Gramma gave me a crate and an old blanket for my new pet, even made room for it in a corner of an old room we called la oficína (“the office”), which was mostly used to warehouse bits and parts of the trucks, and a checkbook.
She folded the blanket so that the piglet was kept overheated in the sweltering room and we carved a corner out of the mess and settled the piglet down. She gave me a baby bottle full of milk from the refrigerator and showed me how to warm it up, hold it to the tiny snout, and wait for the animal’s instincts to kick in. They never did.
His eyes never opened, and really the only way I knew it was still alive was because it was consistently secreting a small trickle of urine and a thin, smelly excremental leakage.
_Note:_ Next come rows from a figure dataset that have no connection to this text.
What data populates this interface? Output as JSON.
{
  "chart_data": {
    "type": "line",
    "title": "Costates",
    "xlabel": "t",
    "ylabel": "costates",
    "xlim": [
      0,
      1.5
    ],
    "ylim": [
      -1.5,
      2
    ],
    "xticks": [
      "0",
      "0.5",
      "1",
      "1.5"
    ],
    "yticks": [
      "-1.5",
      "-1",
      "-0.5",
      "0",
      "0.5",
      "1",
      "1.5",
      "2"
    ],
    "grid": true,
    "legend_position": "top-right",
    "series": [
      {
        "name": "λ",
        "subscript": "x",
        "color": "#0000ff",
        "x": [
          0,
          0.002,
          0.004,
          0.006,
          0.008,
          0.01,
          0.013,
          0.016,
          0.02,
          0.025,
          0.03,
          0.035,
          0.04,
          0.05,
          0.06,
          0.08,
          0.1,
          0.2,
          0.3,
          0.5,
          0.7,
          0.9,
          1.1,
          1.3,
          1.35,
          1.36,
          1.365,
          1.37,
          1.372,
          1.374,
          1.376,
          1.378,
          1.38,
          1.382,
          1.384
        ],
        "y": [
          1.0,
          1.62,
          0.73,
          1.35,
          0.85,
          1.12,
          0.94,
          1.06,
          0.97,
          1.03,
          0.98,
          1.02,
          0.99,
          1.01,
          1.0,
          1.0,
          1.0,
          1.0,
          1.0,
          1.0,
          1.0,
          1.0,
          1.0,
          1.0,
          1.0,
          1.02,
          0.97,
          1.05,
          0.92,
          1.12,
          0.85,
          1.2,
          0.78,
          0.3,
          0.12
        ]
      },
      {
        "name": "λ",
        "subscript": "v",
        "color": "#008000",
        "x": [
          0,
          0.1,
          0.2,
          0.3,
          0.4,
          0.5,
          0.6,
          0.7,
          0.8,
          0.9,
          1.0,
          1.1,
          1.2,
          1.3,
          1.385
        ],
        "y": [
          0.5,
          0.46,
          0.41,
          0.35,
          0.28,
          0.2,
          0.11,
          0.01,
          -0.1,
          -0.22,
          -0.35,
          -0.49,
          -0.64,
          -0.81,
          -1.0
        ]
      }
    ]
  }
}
This, of course, deterred Gramma nothing. She had faith it would live. She found a small portrait of “Burning Heart” Jesus, the one where he looks you straight in the eye while holding his own heart in his hands, engulfed in flame—you remember the one—and she put it over the piglet’s head, then told me to pray with all my might, to squeeze my eyes shut and put all my faith into Jesus’s healing power, and that if I prayed hard enough, the piglet would get better. Just you wait and see. Pray your little fucking heart out, she said to me in Spanish, and it will live.
Of course, I had no idea what the hell she was talking about, as a toddler (or a ten-year-old) when she went on and on about her fé, (“faith”), but I knew to repeat whatever she said, when she was praying, so I did, and after she left, I kept praying to Jesus in a long, uninterrupted conversation about how well I’d treat the piggy if it got better, how I’d feed it and hold it and take it home with me so it could sleep in the bed with me and Mom and Dad (either as a toddler, or ten-year-old) and I fell asleep after a while, with that list of what I’d compromise in exchange for the piglet to live growing and growing in that stifling oversize closet Grampa had used for an office. It was really just a catchall windowless room of greasy truck parts, oil cans, half-working tools, unbreathable air, and now, a dying piglet.